Andrew Motion, the poet laureate, spoke this week of his bitter disappointment that poetry and creative writing were largely absent from the secondary curriculum.
He said the Government missed a magical opportunity to rescue poetry from oblivion when it rejected recommendations from Sir Mike Tomlinson, the former chief inspector of schools, to reform the 14 to 19 curriculum.
The professor of creative writing at the University of East Anglia said the planned shake-up of the curriculum would have provided an opportunity to set aside lesson time for creative writing.
He said the situation was healthy at primary level but that such writing had disappeared almost entirely in lessons as children approached their GCSEs.
“If a certain amount of time was set aside specifically for creativity, then at the very worst young people would have the opportunity to choose whether poetry is for them,” he told the Independent.

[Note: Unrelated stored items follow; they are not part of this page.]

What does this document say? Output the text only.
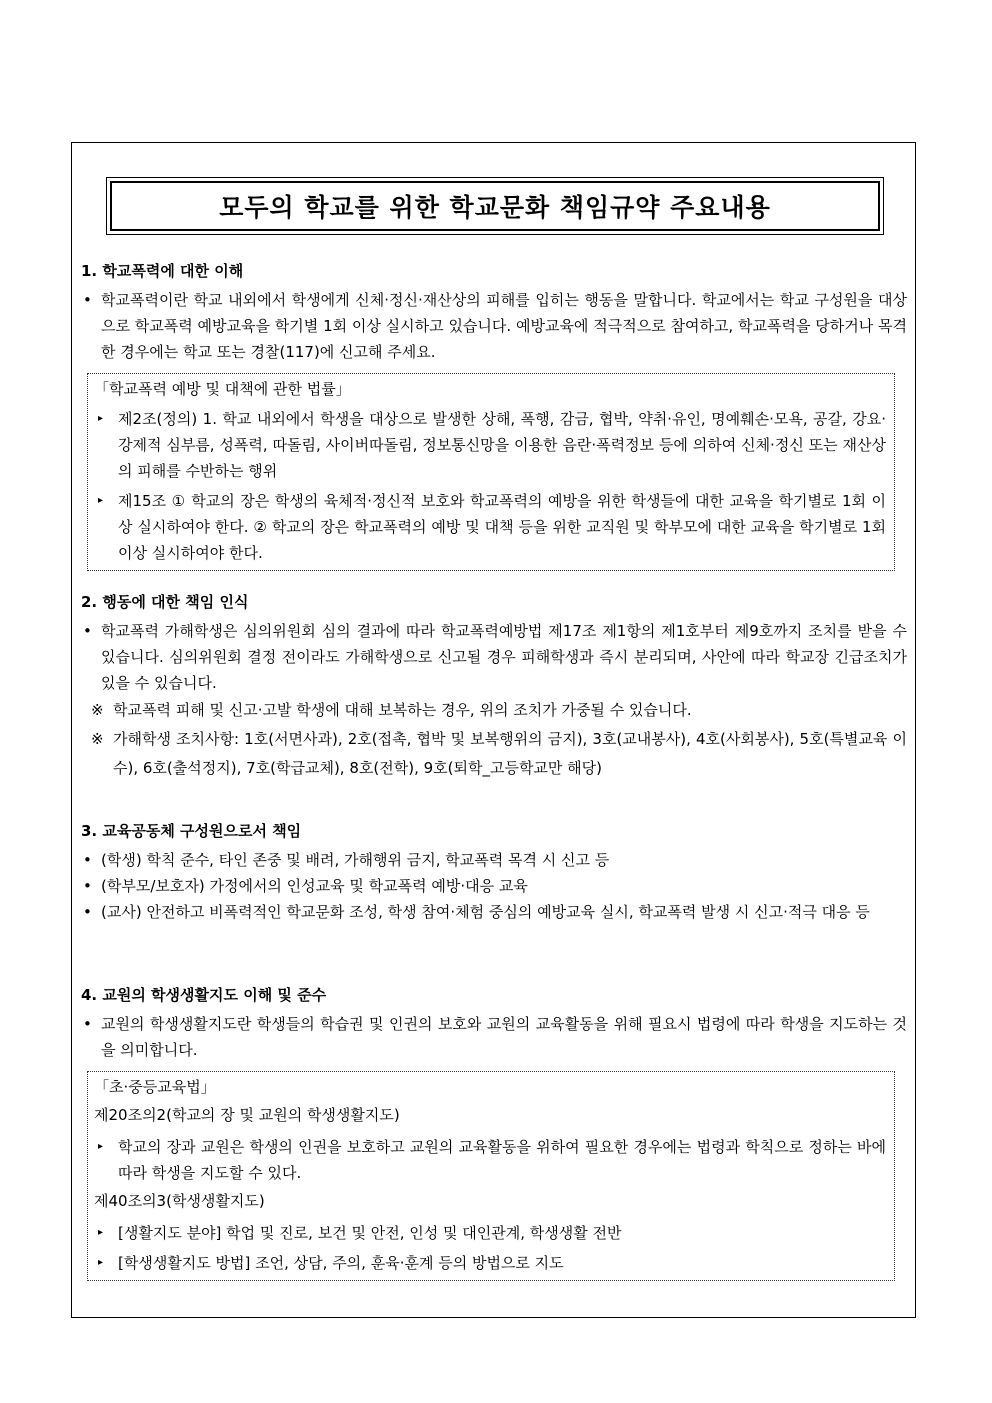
모두의 학교를 위한 학교문화 책임규약 주요내용
1. 학교폭력에 대한 이해
• 학교폭력이란 학교 내외에서 학생에게 신체·정신·재산상의 피해를 입히는 행동을 말합니다. 학교에서는 학교 구성원을 대상으로 학교폭력 예방교육을 학기별 1회 이상 실시하고 있습니다. 예방교육에 적극적으로 참여하고, 학교폭력을 당하거나 목격한 경우에는 학교 또는 경찰(117)에 신고해 주세요.
「학교폭력 예방 및 대책에 관한 법률」
▸ 제2조(정의) 1. 학교 내외에서 학생을 대상으로 발생한 상해, 폭행, 감금, 협박, 약취·유인, 명예훼손·모욕, 공갈, 강요·강제적 심부름, 성폭력, 따돌림, 사이버따돌림, 정보통신망을 이용한 음란·폭력정보 등에 의하여 신체·정신 또는 재산상의 피해를 수반하는 행위
▸ 제15조 ① 학교의 장은 학생의 육체적·정신적 보호와 학교폭력의 예방을 위한 학생들에 대한 교육을 학기별로 1회 이상 실시하여야 한다. ② 학교의 장은 학교폭력의 예방 및 대책 등을 위한 교직원 및 학부모에 대한 교육을 학기별로 1회 이상 실시하여야 한다.
2. 행동에 대한 책임 인식
• 학교폭력 가해학생은 심의위원회 심의 결과에 따라 학교폭력예방법 제17조 제1항의 제1호부터 제9호까지 조치를 받을 수 있습니다. 심의위원회 결정 전이라도 가해학생으로 신고될 경우 피해학생과 즉시 분리되며, 사안에 따라 학교장 긴급조치가 있을 수 있습니다.
※ 학교폭력 피해 및 신고·고발 학생에 대해 보복하는 경우, 위의 조치가 가중될 수 있습니다.
※ 가해학생 조치사항: 1호(서면사과), 2호(접촉, 협박 및 보복행위의 금지), 3호(교내봉사), 4호(사회봉사), 5호(특별교육 이수), 6호(출석정지), 7호(학급교체), 8호(전학), 9호(퇴학_고등학교만 해당)
3. 교육공동체 구성원으로서 책임
• (학생) 학칙 준수, 타인 존중 및 배려, 가해행위 금지, 학교폭력 목격 시 신고 등
• (학부모/보호자) 가정에서의 인성교육 및 학교폭력 예방·대응 교육
• (교사) 안전하고 비폭력적인 학교문화 조성, 학생 참여·체험 중심의 예방교육 실시, 학교폭력 발생 시 신고·적극 대응 등
4. 교원의 학생생활지도 이해 및 준수
• 교원의 학생생활지도란 학생들의 학습권 및 인권의 보호와 교원의 교육활동을 위해 필요시 법령에 따라 학생을 지도하는 것을 의미합니다.
「초·중등교육법」
제20조의2(학교의 장 및 교원의 학생생활지도)
▸ 학교의 장과 교원은 학생의 인권을 보호하고 교원의 교육활동을 위하여 필요한 경우에는 법령과 학칙으로 정하는 바에 따라 학생을 지도할 수 있다.
제40조의3(학생생활지도)
▸ [생활지도 분야] 학업 및 진로, 보건 및 안전, 인성 및 대인관계, 학생생활 전반
▸ [학생생활지도 방법] 조언, 상담, 주의, 훈육·훈계 등의 방법으로 지도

Of the Tomlinson report, he said: “There was almost a magical opportunity for creative time to be written down and described for teachers so that they felt time spent on creativity was officially permitted and that they were not somehow betraying their pupils.”
He also criticised the quality of debate led by Ruth Kelly, the Education Secretary, which since the general election he said had only focused on “Kelly’s hours” - the plan for extended schools.
“Where is the big thinking?” he asked. “There was a moment but it seems to have been lost: this is from a government that claimed to put education at the top of its agenda.”